EGAP defines the governance layer. Every message carries identity, permission scope, audit correlation, time context, and budget state. Every destructive action triggers a mandatory human approval checkpoint. Every decision is recorded immutably.
This is a draft specification (v0.1). The protocol is being developed publicly. Breaking changes should be expected until v1.0.
- Current version: v0.1
- Specification: SPEC.md
- Expansions and positioning: EXPANSIONS.md
- Governance: GOVERNANCE.md
- Contributing: CONTRIBUTING.md
- Security: SECURITY.md
- Governance is mandatory, not optional. Every message carries governance metadata. There is no "unauthenticated mode."
- The agent proposes, the engine disposes. Agents request actions. Engines validate, authorize, and dispatch.
- Human-in-the-loop is a protocol primitive. Approval gates are first-class message types, not application-level conventions.
- Every decision is auditable. Audit events follow OpenTelemetry semantic conventions and are immutable.
- Sovereignty by default. No outbound calls required. Runs in air-gapped environments.
- Open standard, multiple implementations. The specification is free. Conformance is certified.
EGAP is complementary, not competitive.
- An engine can speak MCP to fetch tools for an agent.
- An agent can speak A2A to coordinate with peer agents.
- The engine-to-agent dispatch, approval flow, and audit trail use EGAP.
A production governed agent system typically speaks all three.
- Platform teams operating AI agents in regulated environments (BFSI, healthcare, defense, public sector, critical infrastructure).
- Vendors building orchestration engines, agent SDKs, or agent marketplaces who need a governance contract with their customers' compliance teams.
- Enterprise architects defining their organisation's AI governance posture and needing an open standard to anchor it.
- Regulators and standards bodies seeking evidence-based, technically verifiable AI governance primitives.
- Researchers and practitioners working on accountable, explainable, human-governed AI systems.
AI agents are being deployed into production faster than the governance models around them are maturing. The pattern is familiar: the first wave of any powerful technology arrives without its safety infrastructure, and the infrastructure is built retroactively, at higher cost, under regulatory pressure, after something has gone wrong.
EGAP is an attempt to build the governance layer alongside the capability layer — not after it. The protocol exists so that an enterprise deploying AI agents into a payment system, a hospital, a grid control centre, or a government service can answer, with cryptographic certainty: who acted, on whose behalf, with whose permission, under what constraints, with what outcome, and with what evidence.

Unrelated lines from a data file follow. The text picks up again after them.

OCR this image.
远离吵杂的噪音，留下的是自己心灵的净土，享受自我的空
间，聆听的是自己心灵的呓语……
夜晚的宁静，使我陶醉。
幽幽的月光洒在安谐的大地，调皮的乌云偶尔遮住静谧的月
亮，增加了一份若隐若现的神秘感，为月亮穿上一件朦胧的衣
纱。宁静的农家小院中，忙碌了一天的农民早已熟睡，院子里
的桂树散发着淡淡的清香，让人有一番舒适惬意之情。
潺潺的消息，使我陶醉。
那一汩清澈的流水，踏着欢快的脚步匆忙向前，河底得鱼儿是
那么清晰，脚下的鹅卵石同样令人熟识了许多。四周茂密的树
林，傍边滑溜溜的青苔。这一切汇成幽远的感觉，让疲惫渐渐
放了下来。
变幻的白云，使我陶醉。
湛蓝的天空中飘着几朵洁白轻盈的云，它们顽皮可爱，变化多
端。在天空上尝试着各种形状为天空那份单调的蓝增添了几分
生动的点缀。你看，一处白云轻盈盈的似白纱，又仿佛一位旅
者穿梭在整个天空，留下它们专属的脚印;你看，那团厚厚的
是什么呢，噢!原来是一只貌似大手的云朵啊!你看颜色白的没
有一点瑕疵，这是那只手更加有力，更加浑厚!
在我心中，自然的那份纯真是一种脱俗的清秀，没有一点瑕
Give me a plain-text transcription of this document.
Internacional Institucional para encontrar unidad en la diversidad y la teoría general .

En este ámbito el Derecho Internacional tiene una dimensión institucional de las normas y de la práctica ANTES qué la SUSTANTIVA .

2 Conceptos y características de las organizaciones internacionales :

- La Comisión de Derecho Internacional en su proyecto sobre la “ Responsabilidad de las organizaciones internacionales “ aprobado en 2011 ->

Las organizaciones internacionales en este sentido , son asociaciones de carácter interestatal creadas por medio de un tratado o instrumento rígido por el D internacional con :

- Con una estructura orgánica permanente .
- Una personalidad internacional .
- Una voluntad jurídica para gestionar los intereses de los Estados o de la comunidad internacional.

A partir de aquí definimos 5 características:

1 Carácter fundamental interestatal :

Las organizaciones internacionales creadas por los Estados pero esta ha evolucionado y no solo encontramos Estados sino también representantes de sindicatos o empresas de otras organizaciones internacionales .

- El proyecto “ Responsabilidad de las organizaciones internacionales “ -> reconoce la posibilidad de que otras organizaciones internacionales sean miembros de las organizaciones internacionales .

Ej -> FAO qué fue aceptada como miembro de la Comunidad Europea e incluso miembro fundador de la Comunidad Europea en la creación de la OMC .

Without that layer, autonomous agents in critical infrastructure are a risk no regulator will accept. With it, they become infrastructure itself.
- Read the spec: SPEC.md
- Understand the positioning: EXPANSIONS.md
- Propose a change: See GOVERNANCE.md for the EGAP Improvement Proposal (EIP) process.
- Report an issue: Use the GitHub issue tracker.
- Report a security issue: See SECURITY.md.
- Join the discussion: GitHub Discussions on this repository.
- Implement EGAP: See CONTRIBUTING.md Section 10 and submit a PR to
ADOPTERS.md.
EGAProtocol is an open specification originally developed at MIRASTACK LABS Private Limited and released under the Apache License 2.0. MIRASTACK LABS maintains EGAProtocol in collaboration with the community under the governance model described in GOVERNANCE.md.
EGAProtocol and EGAP are names of an open specification. They may be used freely to describe conformant implementations, tutorials, academic work, research publications, and compatible products — subject to the guidance in EXPANSIONS.md.
This specification and all associated artifacts are licensed under the Apache License 2.0.
Documentation files including EXPANSIONS.md, CONTRIBUTING.md, and GOVERNANCE.md are additionally licensed under Creative Commons Attribution 4.0 (CC-BY-4.0) for unrestricted quotability.